This letter was written by Samuel G. Murphy of Co. G, 71st Pennsylvania Infantry. Not much is known of Samuel except that his wife, Julia, filed a “widow’s Pension” after his death in 1891 from someplace in New York State. Samuel addressed the letter to his “brother and sister”—the envelope directed to “Mrs. William Murphy” in New York City—but I have not been able to find any genealogical records to connect the correspondents.
The 71st Pennsylvania was raised in the Philadelphia area by Oregon Senator Edward Baker, a good friend of Abraham Lincoln’s. It was originally called the 1st California Brigade in deference to Baker’s wishes—he being the regiment’s first Colonel—and consisted of 15 companies instead of the standard 10. After Colonel Baker was killed in the Battle of Ball’s Bluff [see header image] on 21 October 1861, the regiment was renamed the 71st Pennsylvania and it was brigaded with three other regiments to become the Philadelphia Brigade.
According to the Daily National Republican of 28 October 1861, Samuel was among the wounded at the Battle of Ball’s Bluff. We only know his wound was to his “leg.” Clearly the wound not disabling, however, as he was with his regiment on the Peninsular Campaign the following summer when he wrote this letter in June from Fair Oak Station, Virginia. The company roster reveals that Samuel was also wounded at ‘The Angle” at Gettysburg on 3 July 1863. This wound must have been more serious and caused him to leave the regiment for he was not present when they mustered out of the service.

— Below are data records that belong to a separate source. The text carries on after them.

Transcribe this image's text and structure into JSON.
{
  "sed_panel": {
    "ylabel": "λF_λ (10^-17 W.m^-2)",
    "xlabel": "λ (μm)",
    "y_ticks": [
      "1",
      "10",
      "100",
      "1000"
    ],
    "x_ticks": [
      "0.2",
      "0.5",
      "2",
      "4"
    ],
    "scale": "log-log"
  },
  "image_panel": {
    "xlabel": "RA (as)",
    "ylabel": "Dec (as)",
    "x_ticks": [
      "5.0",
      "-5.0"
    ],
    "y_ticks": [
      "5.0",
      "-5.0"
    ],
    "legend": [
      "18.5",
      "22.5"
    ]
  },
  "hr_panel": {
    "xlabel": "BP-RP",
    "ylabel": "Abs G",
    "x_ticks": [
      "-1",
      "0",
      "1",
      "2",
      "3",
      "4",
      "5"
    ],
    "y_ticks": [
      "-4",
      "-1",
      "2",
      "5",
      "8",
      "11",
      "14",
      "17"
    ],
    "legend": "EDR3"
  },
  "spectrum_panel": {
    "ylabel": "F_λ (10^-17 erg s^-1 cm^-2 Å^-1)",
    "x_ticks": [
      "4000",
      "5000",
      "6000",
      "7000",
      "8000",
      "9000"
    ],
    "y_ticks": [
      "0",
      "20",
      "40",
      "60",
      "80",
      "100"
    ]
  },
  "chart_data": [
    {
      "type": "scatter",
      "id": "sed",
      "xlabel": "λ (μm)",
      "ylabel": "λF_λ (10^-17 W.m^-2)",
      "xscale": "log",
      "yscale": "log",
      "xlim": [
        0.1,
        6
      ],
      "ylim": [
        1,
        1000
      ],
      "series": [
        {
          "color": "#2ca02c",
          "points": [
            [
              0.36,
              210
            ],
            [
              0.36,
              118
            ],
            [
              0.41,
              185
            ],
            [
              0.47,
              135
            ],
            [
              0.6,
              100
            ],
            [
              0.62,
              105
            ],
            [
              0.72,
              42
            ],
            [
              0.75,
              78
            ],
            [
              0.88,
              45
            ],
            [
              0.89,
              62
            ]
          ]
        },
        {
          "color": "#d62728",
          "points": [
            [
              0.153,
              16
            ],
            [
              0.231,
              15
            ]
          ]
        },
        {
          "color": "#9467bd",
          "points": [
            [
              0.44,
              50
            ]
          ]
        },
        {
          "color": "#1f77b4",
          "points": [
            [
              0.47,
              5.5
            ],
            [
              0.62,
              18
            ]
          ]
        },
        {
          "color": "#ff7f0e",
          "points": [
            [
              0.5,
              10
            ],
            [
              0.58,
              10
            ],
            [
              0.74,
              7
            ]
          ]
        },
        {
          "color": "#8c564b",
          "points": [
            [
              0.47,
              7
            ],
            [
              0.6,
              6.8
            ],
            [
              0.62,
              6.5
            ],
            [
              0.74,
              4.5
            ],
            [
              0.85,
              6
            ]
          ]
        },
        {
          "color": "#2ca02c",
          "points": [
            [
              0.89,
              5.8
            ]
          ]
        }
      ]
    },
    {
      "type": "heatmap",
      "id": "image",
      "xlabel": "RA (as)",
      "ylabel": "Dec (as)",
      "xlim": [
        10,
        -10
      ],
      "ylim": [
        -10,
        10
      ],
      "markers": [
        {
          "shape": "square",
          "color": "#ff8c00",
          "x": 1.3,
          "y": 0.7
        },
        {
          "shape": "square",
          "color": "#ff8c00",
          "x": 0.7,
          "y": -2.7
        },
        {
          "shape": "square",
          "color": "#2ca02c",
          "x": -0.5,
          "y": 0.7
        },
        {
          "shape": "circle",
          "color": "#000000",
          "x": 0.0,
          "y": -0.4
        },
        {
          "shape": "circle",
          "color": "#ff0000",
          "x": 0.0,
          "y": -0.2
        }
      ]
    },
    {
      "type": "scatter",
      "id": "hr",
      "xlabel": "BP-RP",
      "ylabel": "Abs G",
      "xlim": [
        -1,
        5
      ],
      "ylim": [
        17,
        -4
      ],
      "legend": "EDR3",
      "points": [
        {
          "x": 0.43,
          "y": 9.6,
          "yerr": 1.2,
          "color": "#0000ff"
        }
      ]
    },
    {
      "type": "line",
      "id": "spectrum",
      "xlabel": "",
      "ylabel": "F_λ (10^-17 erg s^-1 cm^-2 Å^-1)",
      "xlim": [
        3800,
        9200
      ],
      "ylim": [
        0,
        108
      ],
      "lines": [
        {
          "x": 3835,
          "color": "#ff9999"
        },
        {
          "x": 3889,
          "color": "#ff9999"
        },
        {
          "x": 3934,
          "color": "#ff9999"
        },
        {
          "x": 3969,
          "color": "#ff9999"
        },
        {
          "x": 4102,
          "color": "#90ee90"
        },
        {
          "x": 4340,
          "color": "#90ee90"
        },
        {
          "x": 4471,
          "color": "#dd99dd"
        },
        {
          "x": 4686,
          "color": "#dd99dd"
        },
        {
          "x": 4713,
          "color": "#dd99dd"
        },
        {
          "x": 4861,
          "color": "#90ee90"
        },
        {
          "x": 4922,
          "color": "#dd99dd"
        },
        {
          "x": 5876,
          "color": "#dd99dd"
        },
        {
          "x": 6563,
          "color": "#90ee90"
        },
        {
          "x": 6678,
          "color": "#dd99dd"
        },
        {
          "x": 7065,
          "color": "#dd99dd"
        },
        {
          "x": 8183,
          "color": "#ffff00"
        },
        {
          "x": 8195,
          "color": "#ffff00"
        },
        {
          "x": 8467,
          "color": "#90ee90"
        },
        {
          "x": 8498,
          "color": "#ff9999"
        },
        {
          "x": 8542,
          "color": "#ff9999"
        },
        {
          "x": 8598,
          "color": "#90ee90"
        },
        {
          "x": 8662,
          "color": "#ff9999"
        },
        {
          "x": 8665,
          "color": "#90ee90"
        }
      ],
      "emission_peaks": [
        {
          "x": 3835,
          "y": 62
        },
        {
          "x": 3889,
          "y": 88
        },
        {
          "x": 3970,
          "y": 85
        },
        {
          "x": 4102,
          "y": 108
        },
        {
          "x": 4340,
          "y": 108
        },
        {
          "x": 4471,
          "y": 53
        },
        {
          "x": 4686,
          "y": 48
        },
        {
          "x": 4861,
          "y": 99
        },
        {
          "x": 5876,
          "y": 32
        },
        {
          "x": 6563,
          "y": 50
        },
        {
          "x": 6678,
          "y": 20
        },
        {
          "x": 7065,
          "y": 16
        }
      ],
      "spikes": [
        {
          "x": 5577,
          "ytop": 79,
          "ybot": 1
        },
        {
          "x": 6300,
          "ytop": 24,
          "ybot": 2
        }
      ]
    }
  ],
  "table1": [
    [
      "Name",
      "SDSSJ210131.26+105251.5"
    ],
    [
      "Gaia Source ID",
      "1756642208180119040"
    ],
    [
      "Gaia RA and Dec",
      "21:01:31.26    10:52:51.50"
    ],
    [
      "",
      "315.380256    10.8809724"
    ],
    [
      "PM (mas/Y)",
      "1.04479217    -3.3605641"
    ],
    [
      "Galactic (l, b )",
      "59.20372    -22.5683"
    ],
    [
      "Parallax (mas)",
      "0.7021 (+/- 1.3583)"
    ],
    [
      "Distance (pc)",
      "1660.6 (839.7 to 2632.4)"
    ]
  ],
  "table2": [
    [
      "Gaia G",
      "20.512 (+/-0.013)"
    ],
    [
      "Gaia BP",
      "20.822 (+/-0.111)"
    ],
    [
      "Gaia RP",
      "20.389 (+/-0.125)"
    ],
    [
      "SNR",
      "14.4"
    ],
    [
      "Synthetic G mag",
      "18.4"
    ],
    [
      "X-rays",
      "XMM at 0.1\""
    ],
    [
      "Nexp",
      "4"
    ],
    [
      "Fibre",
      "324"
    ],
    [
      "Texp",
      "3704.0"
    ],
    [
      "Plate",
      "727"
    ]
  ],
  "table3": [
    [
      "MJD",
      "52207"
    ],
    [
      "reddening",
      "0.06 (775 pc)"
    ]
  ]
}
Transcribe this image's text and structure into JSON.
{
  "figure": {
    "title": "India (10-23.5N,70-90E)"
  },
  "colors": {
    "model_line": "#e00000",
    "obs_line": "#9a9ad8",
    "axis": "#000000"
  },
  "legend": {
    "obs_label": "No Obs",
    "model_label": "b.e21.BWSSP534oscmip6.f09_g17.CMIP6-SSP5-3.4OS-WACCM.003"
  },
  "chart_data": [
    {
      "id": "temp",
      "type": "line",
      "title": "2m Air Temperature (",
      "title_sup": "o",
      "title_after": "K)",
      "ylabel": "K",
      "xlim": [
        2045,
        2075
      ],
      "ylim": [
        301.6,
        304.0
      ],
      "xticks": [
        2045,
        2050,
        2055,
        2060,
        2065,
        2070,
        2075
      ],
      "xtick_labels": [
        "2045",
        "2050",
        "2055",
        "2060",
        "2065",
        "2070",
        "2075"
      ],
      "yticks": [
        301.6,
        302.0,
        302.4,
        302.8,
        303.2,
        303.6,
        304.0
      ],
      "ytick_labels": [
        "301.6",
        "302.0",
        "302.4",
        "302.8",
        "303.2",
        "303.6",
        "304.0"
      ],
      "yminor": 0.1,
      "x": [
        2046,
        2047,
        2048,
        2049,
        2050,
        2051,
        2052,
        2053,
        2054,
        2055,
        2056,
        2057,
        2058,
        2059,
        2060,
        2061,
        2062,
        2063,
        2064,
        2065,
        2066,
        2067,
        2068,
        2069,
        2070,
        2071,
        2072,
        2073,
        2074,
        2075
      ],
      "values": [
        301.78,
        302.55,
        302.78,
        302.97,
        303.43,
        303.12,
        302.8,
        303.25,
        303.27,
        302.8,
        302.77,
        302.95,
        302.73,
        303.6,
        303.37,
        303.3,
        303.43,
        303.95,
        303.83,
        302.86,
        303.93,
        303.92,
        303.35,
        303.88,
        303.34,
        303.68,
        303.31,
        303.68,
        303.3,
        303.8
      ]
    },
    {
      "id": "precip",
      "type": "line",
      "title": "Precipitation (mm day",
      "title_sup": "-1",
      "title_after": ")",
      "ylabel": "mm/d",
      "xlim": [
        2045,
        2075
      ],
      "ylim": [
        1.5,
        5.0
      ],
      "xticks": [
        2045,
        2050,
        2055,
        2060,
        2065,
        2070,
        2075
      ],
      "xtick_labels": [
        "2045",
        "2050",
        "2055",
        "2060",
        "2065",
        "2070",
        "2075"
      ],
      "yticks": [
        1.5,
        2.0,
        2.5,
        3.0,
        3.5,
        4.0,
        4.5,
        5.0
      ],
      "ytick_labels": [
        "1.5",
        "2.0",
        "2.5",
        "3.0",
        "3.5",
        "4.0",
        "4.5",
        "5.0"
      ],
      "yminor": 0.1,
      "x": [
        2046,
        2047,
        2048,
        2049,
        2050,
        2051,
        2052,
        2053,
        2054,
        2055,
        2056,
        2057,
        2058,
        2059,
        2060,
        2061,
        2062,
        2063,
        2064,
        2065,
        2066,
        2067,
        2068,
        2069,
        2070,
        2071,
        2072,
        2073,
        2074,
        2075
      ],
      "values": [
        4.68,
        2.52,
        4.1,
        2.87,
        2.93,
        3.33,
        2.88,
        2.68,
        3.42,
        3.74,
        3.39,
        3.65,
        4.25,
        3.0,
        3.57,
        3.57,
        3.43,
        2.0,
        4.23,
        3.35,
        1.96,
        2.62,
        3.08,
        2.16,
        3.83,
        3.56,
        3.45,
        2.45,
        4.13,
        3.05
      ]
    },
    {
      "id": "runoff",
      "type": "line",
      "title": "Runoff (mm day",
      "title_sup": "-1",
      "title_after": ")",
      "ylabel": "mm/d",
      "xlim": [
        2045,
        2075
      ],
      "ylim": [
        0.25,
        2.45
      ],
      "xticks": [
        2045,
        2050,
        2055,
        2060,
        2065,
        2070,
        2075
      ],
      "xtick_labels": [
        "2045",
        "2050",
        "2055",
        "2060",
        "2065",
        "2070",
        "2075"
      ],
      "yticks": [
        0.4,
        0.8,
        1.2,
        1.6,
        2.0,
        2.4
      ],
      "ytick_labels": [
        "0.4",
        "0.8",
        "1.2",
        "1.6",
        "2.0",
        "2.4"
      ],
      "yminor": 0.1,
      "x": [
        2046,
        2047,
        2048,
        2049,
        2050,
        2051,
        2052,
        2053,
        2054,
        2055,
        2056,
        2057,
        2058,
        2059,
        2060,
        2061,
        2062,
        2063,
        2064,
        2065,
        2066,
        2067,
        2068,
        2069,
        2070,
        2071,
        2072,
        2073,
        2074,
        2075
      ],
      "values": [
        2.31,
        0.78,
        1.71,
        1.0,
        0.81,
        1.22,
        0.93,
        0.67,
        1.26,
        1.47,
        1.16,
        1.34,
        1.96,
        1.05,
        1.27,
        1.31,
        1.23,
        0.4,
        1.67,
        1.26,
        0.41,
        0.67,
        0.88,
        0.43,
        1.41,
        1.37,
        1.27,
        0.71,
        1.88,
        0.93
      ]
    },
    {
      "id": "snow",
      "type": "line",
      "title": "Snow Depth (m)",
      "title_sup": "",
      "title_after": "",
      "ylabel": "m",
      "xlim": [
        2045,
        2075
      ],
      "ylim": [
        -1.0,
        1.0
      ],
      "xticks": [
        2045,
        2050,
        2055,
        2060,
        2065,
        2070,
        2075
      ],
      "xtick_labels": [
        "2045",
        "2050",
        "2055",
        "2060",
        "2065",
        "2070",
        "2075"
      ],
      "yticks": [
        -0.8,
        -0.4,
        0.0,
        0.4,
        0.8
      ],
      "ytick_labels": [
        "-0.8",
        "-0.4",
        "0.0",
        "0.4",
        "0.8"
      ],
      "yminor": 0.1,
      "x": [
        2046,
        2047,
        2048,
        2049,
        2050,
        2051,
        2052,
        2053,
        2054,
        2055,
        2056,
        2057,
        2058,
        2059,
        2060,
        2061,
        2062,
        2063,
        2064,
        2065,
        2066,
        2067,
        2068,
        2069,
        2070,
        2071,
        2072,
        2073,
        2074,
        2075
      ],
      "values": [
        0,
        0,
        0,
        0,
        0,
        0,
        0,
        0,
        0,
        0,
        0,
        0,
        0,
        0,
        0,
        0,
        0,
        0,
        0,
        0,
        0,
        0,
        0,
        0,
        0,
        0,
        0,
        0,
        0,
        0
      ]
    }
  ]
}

[Note: This letter is from the private collection of Jim Doncaster and is published by express consent.]
Camp at Fair Oak Station near Richmond, Va.
Sunday, June 15th 1862
Dear Brother & Sister,
I again sit down to write you these few lines hoping they will find you all in the enjoyment of good health as this leaves us both in good health at present. Thank God for all His kind mercies to us.
Dear sister, I received the 2nd
Northern Whig newsletter this morning. I have sent you two letters before with 5 dollars in each one which I hope you have received before this. I also send you 5 more in this making 15 dollars in all. And of course you know what to do with it. Put it to the other for me.
There was a Flag of Truce came in here on Friday for the trunk & some money for the Lieutenant-Colonel [William Lovering Curry] of the 106th Pennsylvania Regiment in our Brigade. He was Field Officer of the Day on Tuesday last [9 June 1862] and at night, he was going round to see how the pickets were posted after the disturbance and got outside of our lines for they run like a horse shoe or a half moon, and it is very easy to get [a]stray at night and [he] was taken prisoner and a request that they would stop picket firing if we would do the same. That has always been our principle.
Company A & us—Co. G—went on yesterday, Saturday. [Co.] A went on the daytime and we went on at night. The one is on post; the other the reserve. After we had been out about 2 hours, a few of the Rebels commenced firing a few shots in front of us to find out our position. We shot one of them with a ball & buckshot. You ought to hear him holler. Seven of them made for to get his body but a few shots soon scattered them. I guess he died soon afterwards. We were relieved this morning at 8 o’clock. We were in about 2 hours when they made a break on our pickets and the 81st Pennsylvania on the left of ours. There was 2 men wounded in Company I of our regiment. One had 4 balls go through him and the other had 2. I guess they will both recover. The 81st had 1 captain killed & 4 privates wounded but everything is quiet again.
Monday morning. Everything is quiet today for so far. I have little more to say at present. Give my regards to all enquiring friends—Lady friends in particular.
I now conclude with my love to you all. No more at present but remain your loving brother. Address as usual. Write soon, S. G. M.